When generating multi-entity scenes, stable diffusion and its derivative models frequently encounter issues of entity overlap or fusion, primarily due to cross-attention leakage. To mitigate these challenges, we propose performing differentiation and binarization on cross-attention maps to accurately locate entities within non-overlapping areas. Additionally, we suggest designing a loss function that constrains entities to these specified areas. Finally, we recommend anchoring entities to their designated areas by slightly updating the latent representation.
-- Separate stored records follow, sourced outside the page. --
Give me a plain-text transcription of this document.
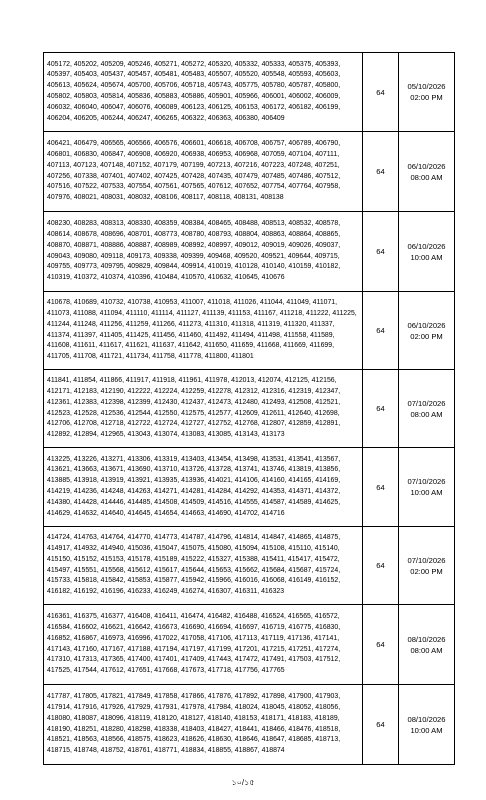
405172, 405202, 405209, 405246, 405271, 405272, 405320, 405332, 405333, 405375, 405393, 405397, 405403, 405437, 405457, 405481, 405483, 405507, 405520, 405548, 405593, 405603, 405613, 405624, 405674, 405700, 405706, 405718, 405743, 405775, 405780, 405787, 405800, 405802, 405803, 405814, 405836, 405883, 405886, 405901, 405966, 406001, 406002, 406009, 406032, 406040, 406047, 406076, 406089, 406123, 406125, 406153, 406172, 406182, 406199, 406204, 406205, 406244, 406247, 406265, 406322, 406363, 406380, 406409	64	05/10/2026
02:00 PM

406421, 406479, 406565, 406566, 406576, 406601, 406618, 406708, 406757, 406789, 406790, 406801, 406830, 406847, 406908, 406920, 406938, 406953, 406968, 407059, 407104, 407111, 407113, 407123, 407148, 407152, 407179, 407199, 407213, 407216, 407223, 407248, 407251, 407256, 407338, 407401, 407402, 407425, 407428, 407435, 407479, 407485, 407486, 407512, 407516, 407522, 407533, 407554, 407561, 407565, 407612, 407652, 407754, 407764, 407958, 407976, 408021, 408031, 408032, 408106, 408117, 408118, 408131, 408138	64	06/10/2026
08:00 AM

408230, 408283, 408313, 408330, 408359, 408384, 408465, 408488, 408513, 408532, 408578, 408614, 408678, 408696, 408701, 408773, 408780, 408793, 408804, 408863, 408864, 408865, 408870, 408871, 408886, 408887, 408989, 408992, 408997, 409012, 409019, 409026, 409037, 409043, 409080, 409118, 409173, 409338, 409399, 409468, 409520, 409521, 409644, 409715, 409755, 409773, 409795, 409829, 409844, 409914, 410019, 410128, 410140, 410159, 410182, 410319, 410372, 410374, 410396, 410484, 410570, 410632, 410645, 410676	64	06/10/2026
10:00 AM

410678, 410689, 410732, 410738, 410953, 411007, 411018, 411026, 411044, 411049, 411071, 411073, 411088, 411094, 411110, 411114, 411127, 411139, 411153, 411167, 411218, 411222, 411225, 411244, 411248, 411256, 411259, 411266, 411273, 411310, 411318, 411319, 411320, 411337, 411374, 411397, 411405, 411425, 411456, 411460, 411492, 411494, 411498, 411558, 411589, 411608, 411611, 411617, 411621, 411637, 411642, 411650, 411659, 411668, 411669, 411699, 411705, 411708, 411721, 411734, 411758, 411778, 411800, 411801	64	06/10/2026
02:00 PM

411841, 411854, 411866, 411917, 411918, 411961, 411978, 412013, 412074, 412125, 412156, 412171, 412183, 412190, 412222, 412224, 412259, 412278, 412312, 412316, 412319, 412347, 412361, 412383, 412398, 412399, 412430, 412437, 412473, 412480, 412493, 412508, 412521, 412523, 412528, 412536, 412544, 412550, 412575, 412577, 412609, 412611, 412640, 412698, 412706, 412708, 412718, 412722, 412724, 412727, 412752, 412768, 412807, 412859, 412891, 412892, 412894, 412965, 413043, 413074, 413083, 413085, 413143, 413173	64	07/10/2026
08:00 AM

413225, 413226, 413271, 413306, 413319, 413403, 413454, 413498, 413531, 413541, 413567, 413621, 413663, 413671, 413690, 413710, 413726, 413728, 413741, 413746, 413819, 413856, 413885, 413918, 413919, 413921, 413935, 413936, 414021, 414106, 414160, 414165, 414169, 414219, 414236, 414248, 414263, 414271, 414281, 414284, 414292, 414353, 414371, 414372, 414380, 414428, 414446, 414485, 414508, 414509, 414516, 414555, 414587, 414589, 414625, 414629, 414632, 414640, 414645, 414654, 414663, 414690, 414702, 414716	64	07/10/2026
10:00 AM

414724, 414763, 414764, 414770, 414773, 414787, 414796, 414814, 414847, 414865, 414875, 414917, 414932, 414940, 415036, 415047, 415075, 415080, 415094, 415108, 415110, 415140, 415150, 415152, 415153, 415178, 415189, 415222, 415327, 415388, 415411, 415417, 415472, 415497, 415551, 415568, 415612, 415617, 415644, 415653, 415662, 415684, 415687, 415724, 415733, 415818, 415842, 415853, 415877, 415942, 415966, 416016, 416068, 416149, 416152, 416182, 416192, 416196, 416233, 416249, 416274, 416307, 416311, 416323	64	07/10/2026
02:00 PM

416361, 416375, 416377, 416408, 416411, 416474, 416482, 416488, 416524, 416565, 416572, 416584, 416602, 416621, 416642, 416673, 416690, 416694, 416697, 416719, 416775, 416830, 416852, 416867, 416973, 416996, 417022, 417058, 417106, 417113, 417119, 417136, 417141, 417143, 417160, 417167, 417188, 417194, 417197, 417199, 417201, 417215, 417251, 417274, 417310, 417313, 417365, 417400, 417401, 417409, 417443, 417472, 417491, 417503, 417512, 417525, 417544, 417612, 417651, 417668, 417673, 417718, 417756, 417765	64	08/10/2026
08:00 AM

417787, 417805, 417821, 417849, 417858, 417866, 417876, 417892, 417898, 417900, 417903, 417914, 417916, 417926, 417929, 417931, 417978, 417984, 418024, 418045, 418052, 418056, 418080, 418087, 418096, 418119, 418120, 418127, 418140, 418153, 418171, 418183, 418189, 418190, 418251, 418280, 418298, 418338, 418403, 418427, 418441, 418466, 418476, 418518, 418521, 418563, 418566, 418575, 418623, 418626, 418630, 418646, 418647, 418685, 418713, 418715, 418748, 418752, 418761, 418771, 418834, 418855, 418867, 418874	64	08/10/2026
10:00 AM
১০/১৫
Recent diffusion models have manifested extraordinary capabilities in generating high-quality, diverse, and innovative images guided by textual prompts. Nevertheless, these state-of-the-art models may encounter the challenge of concept bleeding when generating images with multiple entities or attributes in the prompt, leading to the unanticipated merging or overlapping of distinct objects in the synthesized result. The current work exploits auxiliary networks to produce mask-constrained regions for entities, necessitating the training of an object detection network. In this paper, we investigate the bleeding reason and find that the crossattention map associated with a specific entity or attribute tends to extend beyond its intended focus, encompassing the background or other unrelated objects and thereby acting as the primary source of concept bleeding. Motivated by this, we propose Entity Localization and Anchoring (ELA) to drive the entity to concentrate on the expected region accurately during inference, eliminating the necessity for training. Specifically, we initially identify the region corresponding to each entity and subsequently employ a tailored loss function to anchor entities within their designated positioning areas. Extensive experiments demonstrate its superior capability in precisely generating multiple objects as specified in the textual prompts.